Maybe find out what her drink of choice is and work out what six units, or whatever seems reasonable, of that is. If she knows this she could try an evening out and sticking to that limit. There's no point trying to stop her from drinking but knowing her limit can be a really useful tool

Bakeoffcakes Thu 01-Jan-15 14:23:57

I disagree about the uptight parents too, the ones with parents who think its cool to give drink to 14 year olds and let them get pissed, (as they have to learn) are the teenagers who get pissed a lot. At least mine weren't going through this stage until they were 15/16.

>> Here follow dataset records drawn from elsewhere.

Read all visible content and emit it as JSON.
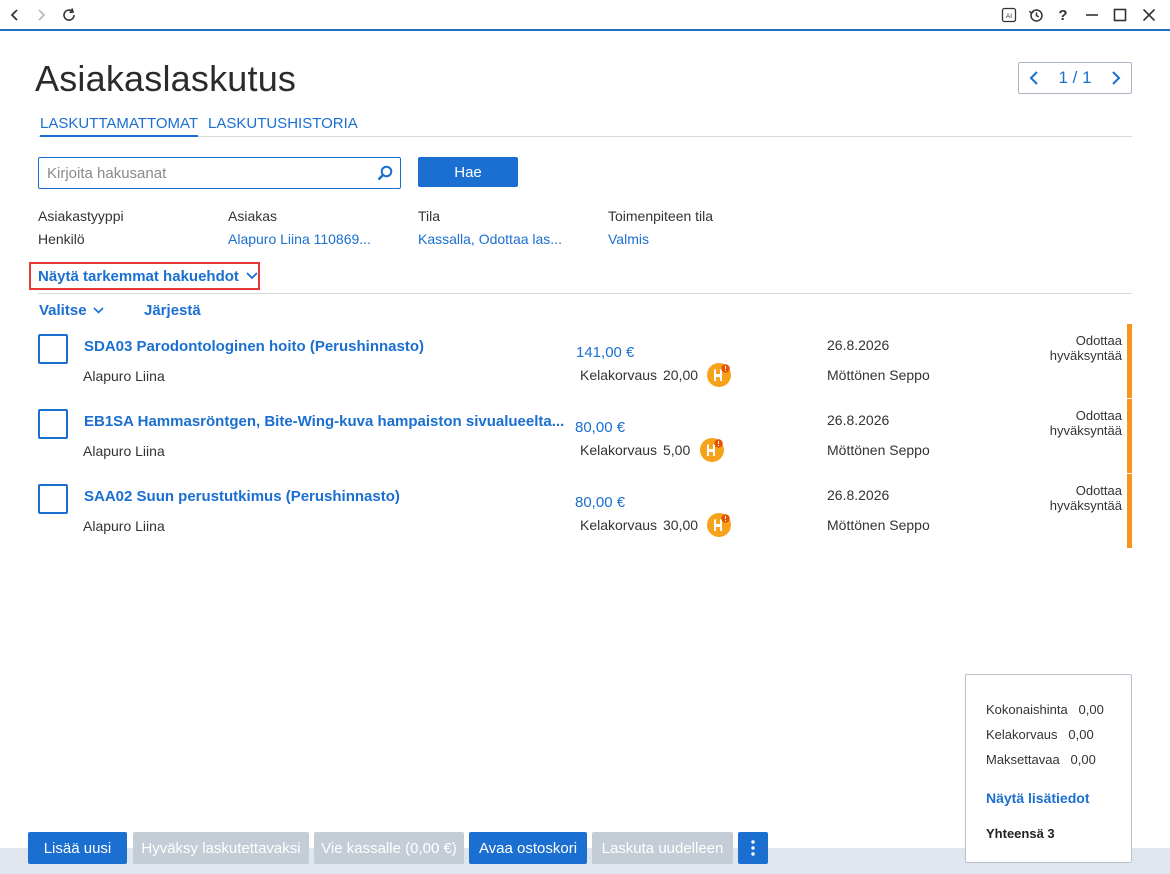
{
  "window": {
    "nav_back_icon": "chevron-left-icon",
    "nav_forward_icon": "chevron-right-icon",
    "refresh_icon": "refresh-icon",
    "right_controls": [
      "ai-icon",
      "history-icon",
      "help-icon",
      "minimize-icon",
      "maximize-icon",
      "close-icon"
    ],
    "help_label": "?",
    "ai_label": "AI"
  },
  "page": {
    "title": "Asiakaslaskutus",
    "pager": {
      "text": "1 / 1"
    }
  },
  "tabs": [
    {
      "label": "LASKUTTAMATTOMAT",
      "active": true
    },
    {
      "label": "LASKUTUSHISTORIA",
      "active": false
    }
  ],
  "search": {
    "placeholder": "Kirjoita hakusanat",
    "value": "",
    "button_label": "Hae"
  },
  "filters": [
    {
      "label": "Asiakastyyppi",
      "value": "Henkilö",
      "link": false
    },
    {
      "label": "Asiakas",
      "value": "Alapuro Liina 110869...",
      "link": true
    },
    {
      "label": "Tila",
      "value": "Kassalla, Odottaa las...",
      "link": true
    },
    {
      "label": "Toimenpiteen tila",
      "value": "Valmis",
      "link": true
    }
  ],
  "more_filters_label": "Näytä tarkemmat hakuehdot",
  "list_actions": {
    "select_label": "Valitse",
    "sort_label": "Järjestä"
  },
  "rows": [
    {
      "title": "SDA03  Parodontologinen hoito (Perushinnasto)",
      "customer": "Alapuro Liina",
      "price": "141,00 €",
      "kela_label": "Kelakorvaus",
      "kela_value": "20,00",
      "date": "26.8.2026",
      "person": "Möttönen Seppo",
      "status_line1": "Odottaa",
      "status_line2": "hyväksyntää",
      "status_color": "#f7941d"
    },
    {
      "title": "EB1SA  Hammasröntgen, Bite-Wing-kuva hampaiston sivualueelta...",
      "customer": "Alapuro Liina",
      "price": "80,00 €",
      "kela_label": "Kelakorvaus",
      "kela_value": "5,00",
      "date": "26.8.2026",
      "person": "Möttönen Seppo",
      "status_line1": "Odottaa",
      "status_line2": "hyväksyntää",
      "status_color": "#f7941d"
    },
    {
      "title": "SAA02  Suun perustutkimus (Perushinnasto)",
      "customer": "Alapuro Liina",
      "price": "80,00 €",
      "kela_label": "Kelakorvaus",
      "kela_value": "30,00",
      "date": "26.8.2026",
      "person": "Möttönen Seppo",
      "status_line1": "Odottaa",
      "status_line2": "hyväksyntää",
      "status_color": "#f7941d"
    }
  ],
  "summary": {
    "total_price_label": "Kokonaishinta",
    "total_price_value": "0,00",
    "kela_label": "Kelakorvaus",
    "kela_value": "0,00",
    "payable_label": "Maksettavaa",
    "payable_value": "0,00",
    "details_link": "Näytä lisätiedot",
    "count_label": "Yhteensä 3"
  },
  "footer_buttons": [
    {
      "label": "Lisää uusi",
      "enabled": true
    },
    {
      "label": "Hyväksy laskutettavaksi",
      "enabled": false
    },
    {
      "label": "Vie kassalle (0,00 €)",
      "enabled": false
    },
    {
      "label": "Avaa ostoskori",
      "enabled": true
    },
    {
      "label": "Laskuta uudelleen",
      "enabled": false
    }
  ],
  "footer_more_icon": "more-vertical-icon",
  "colors": {
    "accent": "#1a6fd0",
    "status_pending": "#f7941d",
    "highlight_border": "#e53935",
    "disabled_button": "#c4ccd6"
  }
}
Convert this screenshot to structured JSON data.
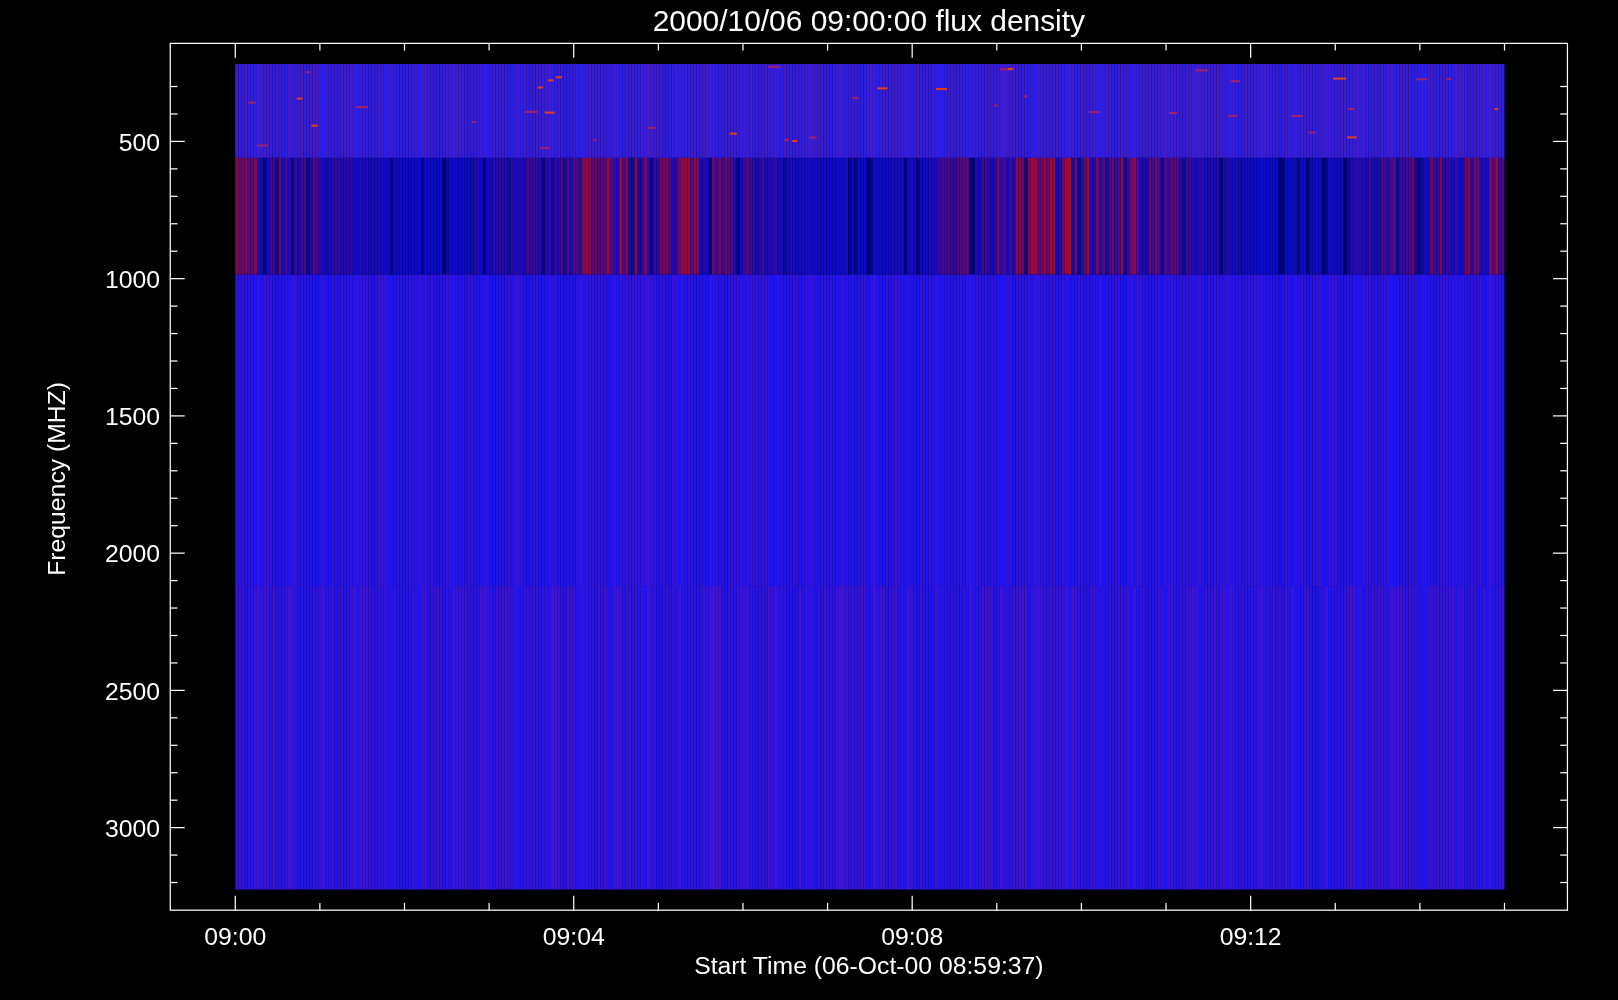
{
  "plot": {
    "title": "2000/10/06 09:00:00 flux density",
    "y_axis": {
      "label": "Frequency (MHZ)",
      "ticks": [
        "500",
        "1000",
        "1500",
        "2000",
        "2500",
        "3000"
      ]
    },
    "x_axis": {
      "label": "Start Time (06-Oct-00 08:59:37)",
      "ticks": [
        "09:00",
        "09:04",
        "09:08",
        "09:12"
      ]
    }
  }
}
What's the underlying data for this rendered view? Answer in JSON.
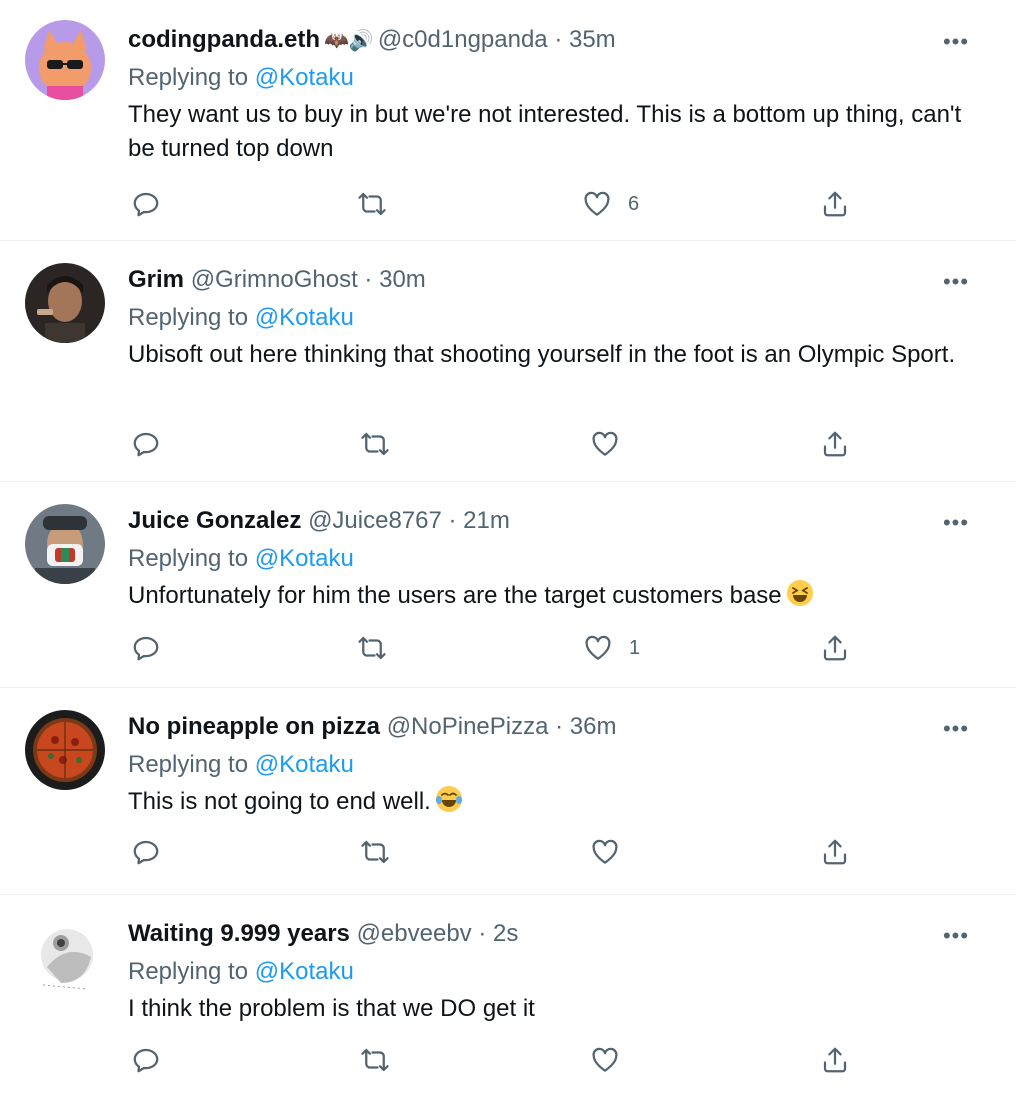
{
  "tweets": [
    {
      "name": "codingpanda.eth",
      "badge": "🦇🔊",
      "handle": "@c0d1ngpanda",
      "sep": " · ",
      "time": "35m",
      "replying_prefix": "Replying to ",
      "replying_to": "@Kotaku",
      "text": "They want us to buy in but we're not interested. This is a bottom up thing, can't be turned top down",
      "likes": "6"
    },
    {
      "name": "Grim",
      "handle": "@GrimnoGhost",
      "sep": " · ",
      "time": "30m",
      "replying_prefix": "Replying to ",
      "replying_to": "@Kotaku",
      "text": "Ubisoft out here thinking that shooting yourself in the foot is an Olympic Sport.",
      "likes": ""
    },
    {
      "name": "Juice Gonzalez",
      "handle": "@Juice8767",
      "sep": " · ",
      "time": "21m",
      "replying_prefix": "Replying to ",
      "replying_to": "@Kotaku",
      "text": "Unfortunately for him the users are the target customers base",
      "likes": "1"
    },
    {
      "name": "No pineapple on pizza",
      "handle": "@NoPinePizza",
      "sep": " · ",
      "time": "36m",
      "replying_prefix": "Replying to ",
      "replying_to": "@Kotaku",
      "text": "This is not going to end well.",
      "likes": ""
    },
    {
      "name": "Waiting 9.999 years",
      "handle": "@ebveebv",
      "sep": " · ",
      "time": "2s",
      "replying_prefix": "Replying to ",
      "replying_to": "@Kotaku",
      "text": "I think the problem is that we DO get it",
      "likes": ""
    }
  ],
  "icons": {
    "more": "more-horizontal-icon",
    "reply": "reply-bubble-icon",
    "retweet": "retweet-icon",
    "like": "heart-icon",
    "share": "share-upload-icon"
  },
  "colors": {
    "link": "#1d9bf0",
    "secondary_text": "#536471",
    "primary_text": "#0f1419",
    "divider": "#eff3f4"
  }
}
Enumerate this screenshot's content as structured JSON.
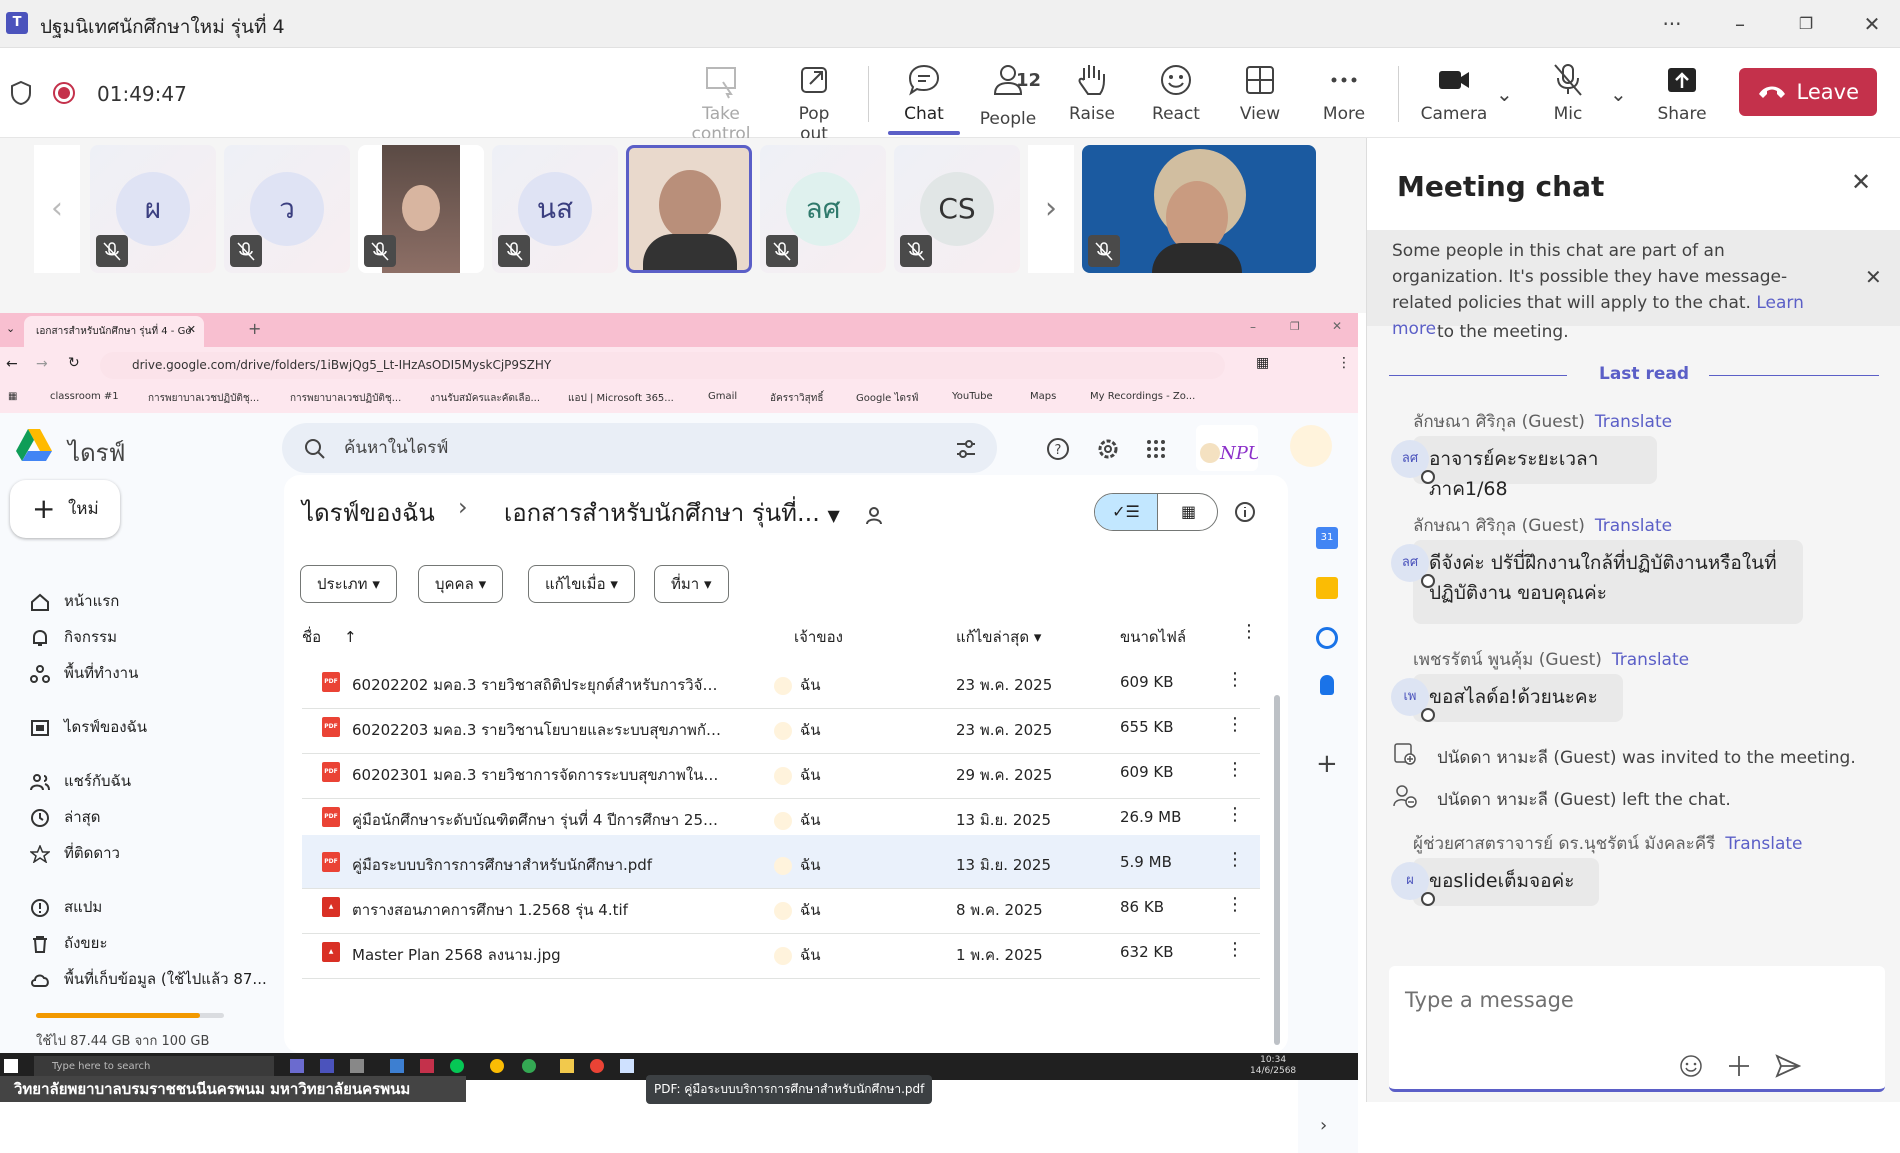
{
  "window": {
    "title": "ปฐมนิเทศนักศึกษาใหม่ รุ่นที่ 4",
    "more": "···"
  },
  "toolbar": {
    "timer": "01:49:47",
    "take_control": "Take control",
    "pop_out": "Pop out",
    "chat": "Chat",
    "people": "People",
    "people_count": "12",
    "raise": "Raise",
    "react": "React",
    "view": "View",
    "more": "More",
    "camera": "Camera",
    "mic": "Mic",
    "share": "Share",
    "leave": "Leave"
  },
  "gallery": {
    "tiles": [
      {
        "initials": "ผ"
      },
      {
        "initials": "ว"
      },
      {
        "initials": ""
      },
      {
        "initials": "นส"
      },
      {
        "initials": ""
      },
      {
        "initials": "ลศ"
      },
      {
        "initials": "CS"
      }
    ]
  },
  "chat": {
    "header": "Meeting chat",
    "notice": "Some people in this chat are part of an organization. It's possible they have message-related policies that will apply to the chat.",
    "learn_more": "Learn more",
    "partial_line": "to the meeting.",
    "last_read": "Last read",
    "translate": "Translate",
    "messages": [
      {
        "sender": "ลักษณา ศิริกุล (Guest)",
        "initials": "ลศ",
        "text": "อาจารย์คะระยะเวลาภาค1/68"
      },
      {
        "sender": "ลักษณา ศิริกุล (Guest)",
        "initials": "ลศ",
        "text": "ดีจังค่ะ ปรับี่ฝึกงานใกล้ที่ปฏิบัติงานหรือในที่ปฏิบัติงาน ขอบคุณค่ะ"
      },
      {
        "sender": "เพชรรัตน์ พูนคุ้ม (Guest)",
        "initials": "เพ",
        "text": "ขอสไลด์อ!ด้วยนะคะ"
      },
      {
        "sender": "ผู้ช่วยศาสตราจารย์ ดร.นุชรัตน์ มังคละคีรี",
        "initials": "ผ",
        "text": "ขอslideเต็มจอค่ะ"
      }
    ],
    "system": [
      "ปนัดดา หามะลี (Guest) was invited to the meeting.",
      "ปนัดดา หามะลี (Guest) left the chat."
    ],
    "compose_placeholder": "Type a message"
  },
  "browser": {
    "tab_title": "เอกสารสำหรับนักศึกษา รุ่นที่ 4 - Go",
    "url": "drive.google.com/drive/folders/1iBwjQg5_Lt-IHzAsODI5MyskCjP9SZHY",
    "bookmarks": [
      "classroom #1",
      "การพยาบาลเวชปฏิบัติชุ...",
      "การพยาบาลเวชปฏิบัติชุ...",
      "งานรับสมัครและคัดเลือ...",
      "แอป | Microsoft 365...",
      "Gmail",
      "อัครราวิสุทธิ์",
      "Google ไดรฟ์",
      "YouTube",
      "Maps",
      "My Recordings - Zo..."
    ]
  },
  "drive": {
    "brand": "ไดรฟ์",
    "search_placeholder": "ค้นหาในไดรฟ์",
    "new_label": "ใหม่",
    "nav": [
      "หน้าแรก",
      "กิจกรรม",
      "พื้นที่ทำงาน",
      "ไดรฟ์ของฉัน",
      "แชร์กับฉัน",
      "ล่าสุด",
      "ที่ติดดาว",
      "สแปม",
      "ถังขยะ",
      "พื้นที่เก็บข้อมูล (ใช้ไปแล้ว 87..."
    ],
    "storage_text": "ใช้ไป 87.44 GB จาก 100 GB",
    "storage_used_fraction": 0.874,
    "breadcrumb_root": "ไดรฟ์ของฉัน",
    "breadcrumb_sep": "›",
    "breadcrumb_folder": "เอกสารสำหรับนักศึกษา รุ่นที่...",
    "filters": [
      "ประเภท",
      "บุคคล",
      "แก้ไขเมื่อ",
      "ที่มา"
    ],
    "columns": {
      "name": "ชื่อ",
      "owner": "เจ้าของ",
      "modified": "แก้ไขล่าสุด",
      "size": "ขนาดไฟล์"
    },
    "files": [
      {
        "name": "60202202 มคอ.3 รายวิชาสถิติประยุกต์สำหรับการวิจัยทาง...",
        "owner": "ฉัน",
        "date": "23 พ.ค. 2025",
        "size": "609 KB",
        "type": "PDF"
      },
      {
        "name": "60202203 มคอ.3 รายวิชานโยบายและระบบสุขภาพกับภา...",
        "owner": "ฉัน",
        "date": "23 พ.ค. 2025",
        "size": "655 KB",
        "type": "PDF"
      },
      {
        "name": "60202301 มคอ.3 รายวิชาการจัดการระบบสุขภาพในชุมช...",
        "owner": "ฉัน",
        "date": "29 พ.ค. 2025",
        "size": "609 KB",
        "type": "PDF"
      },
      {
        "name": "คู่มือนักศึกษาระดับบัณฑิตศึกษา รุ่นที่ 4 ปีการศึกษา 2568.p...",
        "owner": "ฉัน",
        "date": "13 มิ.ย. 2025",
        "size": "26.9 MB",
        "type": "PDF"
      },
      {
        "name": "คู่มือระบบบริการการศึกษาสำหรับนักศึกษา.pdf",
        "owner": "ฉัน",
        "date": "13 มิ.ย. 2025",
        "size": "5.9 MB",
        "type": "PDF"
      },
      {
        "name": "ตารางสอนภาคการศึกษา 1.2568 รุ่น 4.tif",
        "owner": "ฉัน",
        "date": "8 พ.ค. 2025",
        "size": "86 KB",
        "type": "IMG"
      },
      {
        "name": "Master Plan 2568 ลงนาม.jpg",
        "owner": "ฉัน",
        "date": "1 พ.ค. 2025",
        "size": "632 KB",
        "type": "IMG"
      }
    ],
    "tooltip": "PDF: คู่มือระบบบริการการศึกษาสำหรับนักศึกษา.pdf"
  },
  "taskbar": {
    "search": "Type here to search",
    "time": "10:34",
    "date": "14/6/2568"
  },
  "footer": "วิทยาลัยพยาบาลบรมราชชนนีนครพนม มหาวิทยาลัยนครพนม",
  "colors": {
    "accent": "#5b5fc7",
    "leave": "#c4314b",
    "tab_bar": "#f8bfd0"
  }
}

titchy Thu 01-Jan-15 14:27:51

I also don't think it's worth a massive punishment - it's fairly normal for year 11 tbh and you have to accept that. If focus on working out strategies with her to avoid getting so drunk in such a short space of time, work out how she can pace herself. But you'll need to do it with her to work out which strategies would be socially ok, as she wouldn't do anything if it meant losing face. So mixing a bottle of wkd with juice, or alternating drinks with bottled water for example. For boys take your own small bottles of beer and stick to those, or carry around a bottle of beer, but only drink some of it.

Annietheacrobat Thu 01-Jan-15 14:30:16

It's a really difficult one. My social group drank heavily from around 15 onwards. We used to come home in a complete state. I vomited in a taxi once.

Strangely out of the 10 or so of us , only 2 had parents who actively discouraged the drinking. The others ( including mine) facilitated it and seemed to find it vaguely amusing. I don't know whether it's because we were all doing fine at school and we hung around with a respectable group of boys.

In terms of how I've turned out - I don't have the healthiest relationship with alcohol. I spent most of my teens and uni years getting absolutely hammered and in compromising alcohol fuelled situations. I drink rarely now - but still go overboard when I do.

I half wish my parents had been stricter and told me how unattractive it was rather than laughing and supplying wine.

AmantesSuntAmentes Thu 01-Jan-15 14:34:33

Elizabeth and Bakeoff, parents who are incredibly anti alcohol are definitely equally as detrimental to teens behaviour around drink as those you mention - the non-caring enablers.

My mother was incredibly anti alcohol. I was generally pissed to the point of collapse and vomit, from around 14, into my 20s and ended up in many a detrimental situation, incredibly vulnerable and with stomach ulcers by the age of 16.

One day, fortunately, I just stopped drinking.

There has to be a happy medium, where parents are neither too anti or too enabling and I'm pretty certain that route would be best. Allowing a teen to drink occasionally at home, so that they are able to learn safe limits in a safe environment, is how I wish the matter had been approached for me.